Shoulder programming is a type of pre-event and post-event broadcast programming as a companion to live sporting events. This type of programming may be multi-platform and include both television and radio programs. Due to exclusive content or access, it may be included in a broadcast rights package for a particular sport or event. The purpose is to expand revenue opportunities through radio or television advertising or increased exposure to a pay-per-view event.

==Examples==

===NFL===
NFL Primetime, Monday Night Countdown, and SportsCenter Monday Kickoff have each been companion National Football League (NFL) programming for Monday Night Football on ESPN. Monday Night Football was highly rated on ABC from 1970 to 2005, but since ESPN took over in 2006, it could more directly surround the franchise with programming in the time-slots before and after the game.

===UFC===
The first Ultimate Fighting Championship (UFC) event on UFC on Fox was a title card between Junior dos Santos and Cain Velasquez in 2011. Networks such as Fox Deportes, Fuel TV (since re-branded Fox Sports 2) and Fox Sports Radio broadcast many hours of programming leading up to and during the fight.

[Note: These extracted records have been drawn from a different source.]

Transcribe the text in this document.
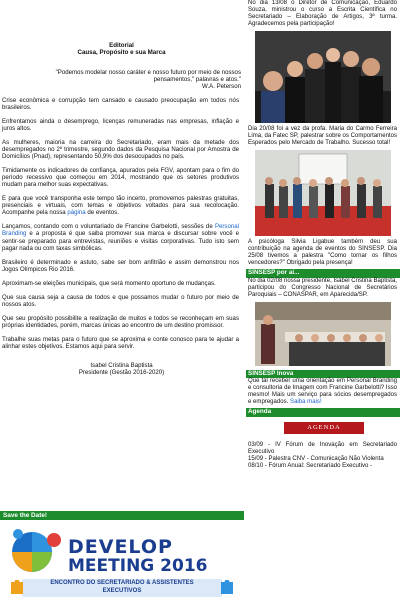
Editorial
Causa, Propósito e sua Marca
"Podemos modelar nosso caráter e nosso futuro por meio de nossos pensamentos," palavras e atos."
W.A. Peterson

Crise econômica e corrupção tem cansado e causado preocupação em todos nós brasileiros.

Enfrentamos ainda o desemprego, licenças remuneradas nas empresas, inflação e juros altos.

As mulheres, maioria na carreira do Secretariado, eram mais da metade dos desempregados no 2º trimestre, segundo dados da Pesquisa Nacional por Amostra de Domicílios (Pnad), representando 50,9% dos desocupados no país.

Timidamente os indicadores de confiança, apurados pela FGV, apontam para o fim do período recessivo que começou em 2014, mostrando que os setores produtivos mudam para melhor suas expectativas.

E para que você transponha este tempo tão incerto, promovemos palestras gratuitas, presenciais e virtuais, com temas e objetivos voltados para sua recolocação. Acompanhe pela nossa página de eventos.

Lançamos, contando com o voluntariado de Francine Garbelotti, sessões de Personal Branding e a proposta é que saiba promover sua marca e discursar sobre você e sentir-se preparado para entrevistas, reuniões e visitas corporativas. Tudo isto sem pagar nada ou com taxas simbólicas.

Brasileiro é determinado e astuto, sabe ser bom anfitrião e assim demonstrou nos Jogos Olímpicos Rio 2016.

Aproximam-se eleições municipais, que será momento oportuno de mudanças.

Que sua causa seja a causa de todos e que possamos mudar o futuro por meio de nossos atos.

Que seu propósito possibilite a realização de muitos e todos se reconheçam em suas próprias identidades, porém, marcas únicas ao encontro de um destino promissor.

Trabalhe suas metas para o futuro que se aproxima e conte conosco para te ajudar a alinhar estes objetivos. Estamos aqui para servir.

Isabel Cristina Baptista
Presidente (Gestão 2016-2020)
Save the Date!
DEVELOP
MEETING 2016
ENCONTRO DO SECRETARIADO & ASSISTENTES EXECUTIVOS

No dia 13/08 o Diretor de Comunicação, Eduardo Souza, ministrou o curso a Escrita Científica no Secretariado – Elaboração de Artigos, 3ª turma. Agradecemos pela participação!

Dia 20/08 foi a vez da profa. Maria do Carmo Ferreira Lima, da Fatec SP, palestrar sobre os Comportamentos Esperados pelo Mercado de Trabalho. Sucesso total!

A psicóloga Silvia Ligabue também deu sua contribuição na agenda de eventos do SINSESP. Dia 25/08 tivemos a palestra "Como tornar os filhos vencedores?" Obrigado pela presença!

SINSESP por aí...

No dia 02/08 nossa presidente, Isabel Cristina Baptista, participou do Congresso Nacional de Secretários Paroquiais – CONASPAR, em Aparecida/SP.

SINSESP Inova

Que tal receber uma orientação em Personal Branding e consultoria de Imagem com Francine Garbelotti? Isso mesmo! Mais um serviço para sócios desempregados e empregados. Saiba mais!

Agenda
AGENDA

03/09 - IV Fórum de Inovação em Secretariado Executivo

15/09 - Palestra CNV - Comunicação Não Violenta

08/10 - Fórum Anual: Secretariado Executivo -
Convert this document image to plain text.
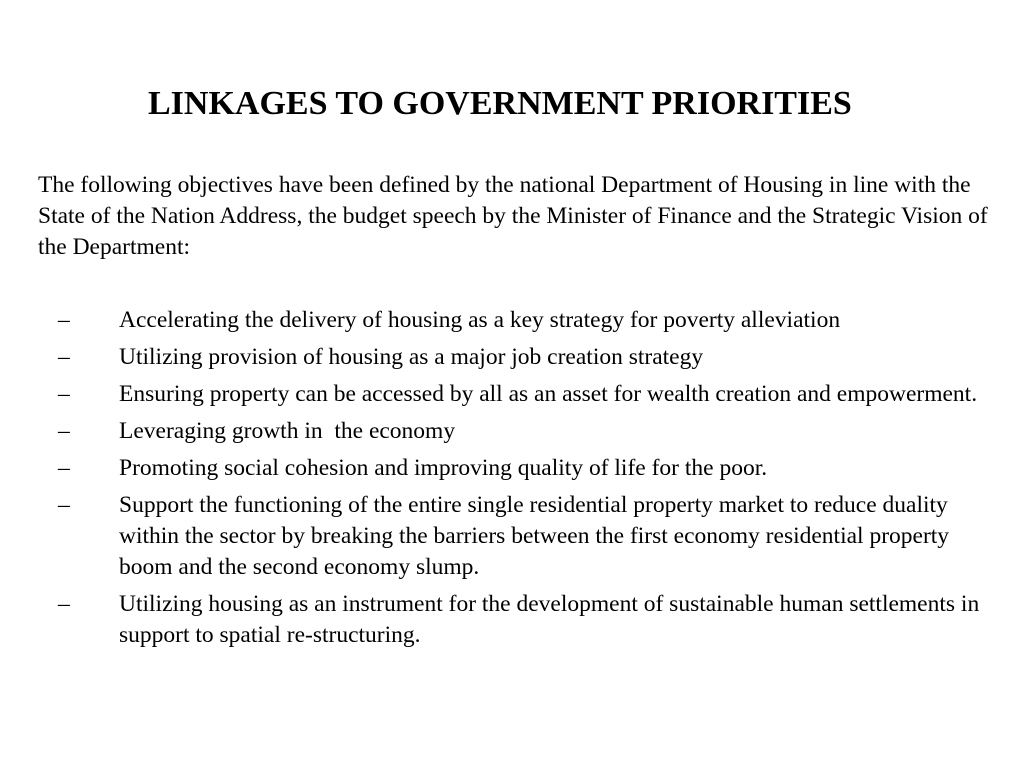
LINKAGES TO GOVERNMENT PRIORITIES

The following objectives have been defined by the national Department of Housing in line with the State of the Nation Address, the budget speech by the Minister of Finance and the Strategic Vision of the Department:

– Accelerating the delivery of housing as a key strategy for poverty alleviation
– Utilizing provision of housing as a major job creation strategy
– Ensuring property can be accessed by all as an asset for wealth creation and empowerment.
– Leveraging growth in  the economy
– Promoting social cohesion and improving quality of life for the poor.
– Support the functioning of the entire single residential property market to reduce duality within the sector by breaking the barriers between the first economy residential property boom and the second economy slump.
– Utilizing housing as an instrument for the development of sustainable human settlements in support to spatial re-structuring.
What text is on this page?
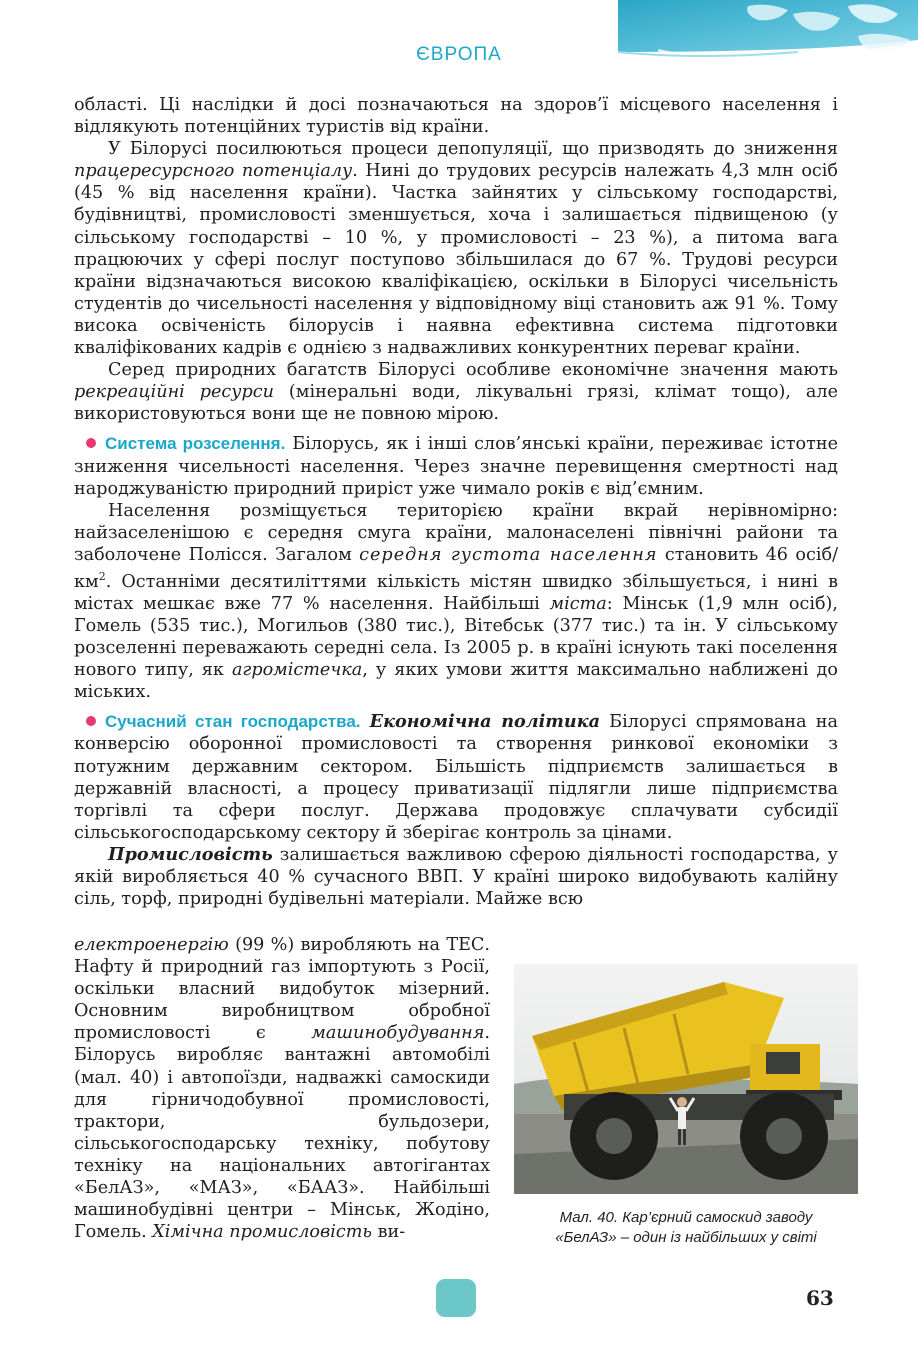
ЄВРОПА

області. Ці наслідки й досі позначаються на здоров’ї місцевого населення і відлякують потенційних туристів від країни.

У Білорусі посилюються процеси депопуляції, що призводять до зниження працересурсного потенціалу. Нині до трудових ресурсів належать 4,3 млн осіб (45 % від населення країни). Частка зайнятих у сільському господарстві, будівництві, промисловості зменшується, хоча і залишається підвищеною (у сільському господарстві – 10 %, у промисловості – 23 %), а питома вага працюючих у сфері послуг поступово збільшилася до 67 %. Трудові ресурси країни відзначаються високою кваліфікацією, оскільки в Білорусі чисельність студентів до чисельності населення у відповідному віці становить аж 91 %. Тому висока освіченість білорусів і наявна ефективна система підготовки кваліфікованих кадрів є однією з надважливих конкурентних переваг країни.

Серед природних багатств Білорусі особливе економічне значення мають рекреаційні ресурси (мінеральні води, лікувальні грязі, клімат тощо), але використовуються вони ще не повною мірою.

Система розселення. Білорусь, як і інші слов’янські країни, переживає істотне зниження чисельності населення. Через значне перевищення смертності над народжуваністю природний приріст уже чимало років є від’ємним.

Населення розміщується територією країни вкрай нерівномірно: найзаселенішою є середня смуга країни, малонаселені північні райони та заболочене Полісся. Загалом середня густота населення становить 46 осіб/$км^2$. Останніми десятиліттями кількість містян швидко збільшується, і нині в містах мешкає вже 77 % населення. Найбільші міста: Мінськ (1,9 млн осіб), Гомель (535 тис.), Могильов (380 тис.), Вітебськ (377 тис.) та ін. У сільському розселенні переважають середні села. Із 2005 р. в країні існують такі поселення нового типу, як агромістечка, у яких умови життя максимально наближені до міських.

Сучасний стан господарства. Економічна політика Білорусі спрямована на конверсію оборонної промисловості та створення ринкової економіки з потужним державним сектором. Більшість підприємств залишається в державній власності, а процесу приватизації підлягли лише підприємства торгівлі та сфери послуг. Держава продовжує сплачувати субсидії сільськогосподарському сектору й зберігає контроль за цінами.

Промисловість залишається важливою сферою діяльності господарства, у якій виробляється 40 % сучасного ВВП. У країні широко видобувають калійну сіль, торф, природні будівельні матеріали. Майже всю

електроенергію (99 %) виробляють на ТЕС. Нафту й природний газ імпортують з Росії, оскільки власний видобуток мізерний. Основним виробництвом обробної промисловості є машинобудування. Білорусь виробляє вантажні автомобілі (мал. 40) і автопоїзди, надважкі самоскиди для гірничодобувної промисловості, трактори, бульдозери, сільськогосподарську техніку, побутову техніку на національних автогігантах «БелАЗ», «МАЗ», «БААЗ». Найбільші машинобудівні центри – Мінськ, Жодіно, Гомель. Хімічна промисловість ви-

Мал. 40. Кар’єрний самоскид заводу
«БелАЗ» – один із найбільших у світі
63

Programming included specials by both Fox Deportes and Fuel TV. Replays of the previously-held Velasquez vs Lesnar fight and the weigh-in were aired by Fox Deportes and Fuel TV, respectively. Live radio coverage of the fight was broadcast by Fox Sports Radio. Other programming included a UFC primetime special and the pre-fight and post-fight shows by Fuel TV.

==Criticism==

ESPN has been criticized for devoting more or less air-time to a sport depending on whether it has rights to the primary organization or league of that sport. Examples include less air-time for National Hockey League (NHL), including the cancellation of NHL 2Night following their expiration of ESPN's rights contract and expanding air-time for NASCAR and the Arena Football League following rights deals.